The Realm is a WAMP routing and administrative domain, optionally protected by authentication and authorization.
In the WAMP Basic Profile without session authentication the Router will reply with a “WELCOME” or “ABORT” message.
,------. ,------.
|Client| |Router|
`--+---' `--+---'
| HELLO |
| ---------------->
| |
| WELCOME |
| <----------------
,--+---. ,--+---.
|Client| |Router|
`------' `------'
The Advanced router Profile provides some authentication options at the WAMP level - although your app may choose to use transport level auth (e.g. cookies or TLS certificates) or implement its own system (e.g. on the remote procedure).
,------. ,------.
|Client| |Router|
`--+---' `--+---'
| HELLO |
| ---------------->
| |
| CHALLENGE |
| <----------------
| |
| AUTHENTICATE |
| ---------------->
| |
| WELCOME or ABORT|
| <----------------
,--+---. ,--+---.
|Client| |Router|
`------' `------'
WAMP Challenge-Response (“WAMP-CRA”) authentication is a simple, secure authentication mechanism using a shared secret. The client and the server share a secret. The secret never travels the wire, hence WAMP-CRA can be used via non-TLS connections.

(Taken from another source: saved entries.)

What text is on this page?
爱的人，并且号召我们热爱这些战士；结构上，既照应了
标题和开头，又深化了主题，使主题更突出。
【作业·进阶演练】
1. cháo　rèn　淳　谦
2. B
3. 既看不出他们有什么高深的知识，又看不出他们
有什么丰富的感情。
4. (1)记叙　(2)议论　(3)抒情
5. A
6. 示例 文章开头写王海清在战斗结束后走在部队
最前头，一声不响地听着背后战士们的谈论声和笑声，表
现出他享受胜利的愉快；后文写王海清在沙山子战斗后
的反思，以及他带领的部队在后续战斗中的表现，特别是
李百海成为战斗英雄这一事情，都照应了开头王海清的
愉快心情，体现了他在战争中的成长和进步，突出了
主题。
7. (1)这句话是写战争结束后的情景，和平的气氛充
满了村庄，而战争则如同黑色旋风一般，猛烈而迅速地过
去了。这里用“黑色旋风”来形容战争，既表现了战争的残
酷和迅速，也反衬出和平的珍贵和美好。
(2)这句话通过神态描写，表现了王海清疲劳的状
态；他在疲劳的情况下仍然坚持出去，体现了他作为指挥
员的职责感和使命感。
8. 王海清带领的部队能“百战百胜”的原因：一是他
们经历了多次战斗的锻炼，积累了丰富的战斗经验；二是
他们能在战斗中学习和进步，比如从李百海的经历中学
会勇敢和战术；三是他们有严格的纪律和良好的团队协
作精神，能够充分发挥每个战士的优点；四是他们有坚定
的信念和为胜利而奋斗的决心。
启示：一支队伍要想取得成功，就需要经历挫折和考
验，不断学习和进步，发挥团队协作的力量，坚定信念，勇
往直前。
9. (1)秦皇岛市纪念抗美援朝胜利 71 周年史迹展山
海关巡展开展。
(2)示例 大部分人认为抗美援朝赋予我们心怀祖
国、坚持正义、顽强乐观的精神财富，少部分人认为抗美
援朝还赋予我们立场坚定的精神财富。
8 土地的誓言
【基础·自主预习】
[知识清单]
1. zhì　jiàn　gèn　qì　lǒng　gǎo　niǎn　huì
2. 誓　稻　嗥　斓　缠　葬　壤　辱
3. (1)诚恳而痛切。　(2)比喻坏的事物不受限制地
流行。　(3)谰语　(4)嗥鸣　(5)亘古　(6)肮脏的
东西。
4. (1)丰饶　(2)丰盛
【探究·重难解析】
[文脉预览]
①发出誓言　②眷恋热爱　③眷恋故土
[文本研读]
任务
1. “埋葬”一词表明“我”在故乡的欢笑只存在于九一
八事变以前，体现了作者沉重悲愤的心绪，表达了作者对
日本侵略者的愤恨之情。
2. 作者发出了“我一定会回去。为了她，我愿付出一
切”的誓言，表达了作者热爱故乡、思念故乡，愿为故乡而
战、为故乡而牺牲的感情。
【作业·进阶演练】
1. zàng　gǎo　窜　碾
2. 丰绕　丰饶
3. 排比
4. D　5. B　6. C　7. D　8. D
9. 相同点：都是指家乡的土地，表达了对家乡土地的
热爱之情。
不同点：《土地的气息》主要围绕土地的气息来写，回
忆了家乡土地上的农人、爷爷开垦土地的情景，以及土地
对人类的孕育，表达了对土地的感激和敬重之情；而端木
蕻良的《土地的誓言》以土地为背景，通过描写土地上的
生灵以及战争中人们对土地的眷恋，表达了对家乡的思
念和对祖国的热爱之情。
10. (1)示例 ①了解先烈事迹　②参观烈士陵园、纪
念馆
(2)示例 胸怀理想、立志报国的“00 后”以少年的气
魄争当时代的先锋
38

wampy needs the secret to be set as an environment variable against the key WAMPYSECRET
on deployment or in the test environment (if testing auth) otherwise a WampyError
will be raised. In future a Client
could take configuration on startup.
The Router must also be configured to expect Users and by what auth method.
For the Client you can instantiate the Client
with roles
which can take authmethods
and authid
.
roles = {
'roles': {
'subscriber': {},
'publisher': {},
'callee': {
'shared_registration': True,
},
'caller': {},
},
'authmethods': ['wampcra'] # where "anonymous" is the default
'authid': 'your-username-or-identifier'
}
client = Client(roles=roles)
And the Router would include something like...
"auth": {
"wampcra": {
"type": "static",
"role": "wampy",
"users": {
"your-username-or-identifier": {
"secret": "prq7+YkJ1/KlW1X0YczMHw==",
"role": "wampy",
"salt": "salt123",
"iterations": 100,
"keylen": 16,
},
"someone-else": {
"secret": "secret2",
"role": "wampy",
...
},
...
}
},
"anonymous": {
"type": "static",
"role": "wampy"
}
}
with permissions for RPC and subscriptions optionally defined. See the included testing config for a more complete example.